Selon les derniers chiffres disponibles, depuis le début de l'épidémie, 191 décès et 985 hospitalisations ont été enregistrés en France. Ce qui ne fait pas du H1N1 un virus particulièrement meurtrier. Une étude dirigée par Sir Liam Donaldson, conseiller santé du gouvernement britannique, a d'ailleurs récemment souligné que le nombre de personnes atteintes qui en meurent est "considérablement" moindre à ce jour au Royaume-Uni (0,026%) qu'on ne le craignait au départ, et nettement inférieur à celui des précédentes pandémies de 1918 (2 à 3%) ou de 1957-58 et de 1967-68 (0,2% environ). Antiviraux, antibiotiques, vaccin anti-pneumocoque, progrès en réanimation expliqueraient ces variations. Pour autant "il faut rester vigilant et ne pas baisser la garde", avertit le Dr Isabelle Nutall, de l'Organisation Mondiale de la Santé, car "le virus de la grippe est totalement imprévisible".

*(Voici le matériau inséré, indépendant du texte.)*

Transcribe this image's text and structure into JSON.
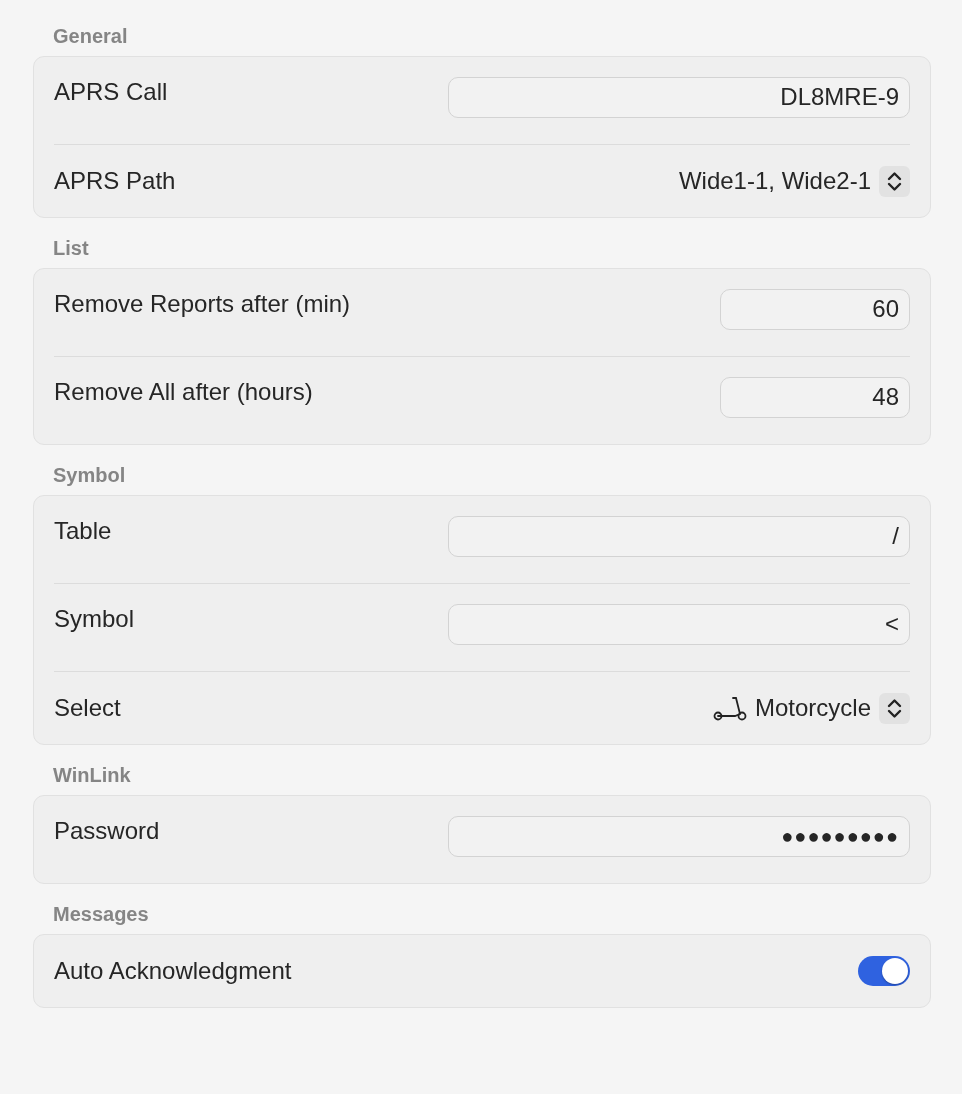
{
  "sections": [
    {
      "title": "General",
      "rows": [
        {
          "kind": "text",
          "label": "APRS Call",
          "value": "DL8MRE-9"
        },
        {
          "kind": "popup",
          "label": "APRS Path",
          "value": "Wide1-1, Wide2-1"
        }
      ]
    },
    {
      "title": "List",
      "rows": [
        {
          "kind": "number",
          "label": "Remove Reports after (min)",
          "value": "60"
        },
        {
          "kind": "number",
          "label": "Remove All after (hours)",
          "value": "48"
        }
      ]
    },
    {
      "title": "Symbol",
      "rows": [
        {
          "kind": "text",
          "label": "Table",
          "value": "/"
        },
        {
          "kind": "text",
          "label": "Symbol",
          "value": "<"
        },
        {
          "kind": "icon-popup",
          "label": "Select",
          "value": "Motorcycle"
        }
      ]
    },
    {
      "title": "WinLink",
      "rows": [
        {
          "kind": "secure",
          "label": "Password",
          "value": "●●●●●●●●●"
        }
      ]
    },
    {
      "title": "Messages",
      "rows": [
        {
          "kind": "toggle",
          "label": "Auto Acknowledgment",
          "on": true
        }
      ]
    }
  ]
}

Même si cette grippe s'avère le plus souvent bénigne, les responsables sanitaires appréhendent d'avoir des hôpitaux - déjà sous tension en hiver - débordés par l'afflux de patients lors des prochains pics épidémiques, empêchant une prise en charge correcte des autres malades. D'où l'importance des campagnes de vaccination pour réduire la circulation du virus. Les femmes enceintes et les personnes atteintes d'obésités extrêmes se sont révélées particulièrement vulnérables au nouveau virus. Autre constat, les plus de 65 ans, apparemment moins touchés par le virus du fait d'une éventuelle exposition antérieure, ont plus de risque d'en mourir lorsqu'ils l'attrapent. "Contrairement aux virus saisonniers, le virus pandémique pénètre assez profondément dans les poumons, et cause plus de syndromes de détresse respiratoire aigu chez des sujets jeunes", souligne le Dr Sylvie Briand, qui dirige le département grippe à l'OMS.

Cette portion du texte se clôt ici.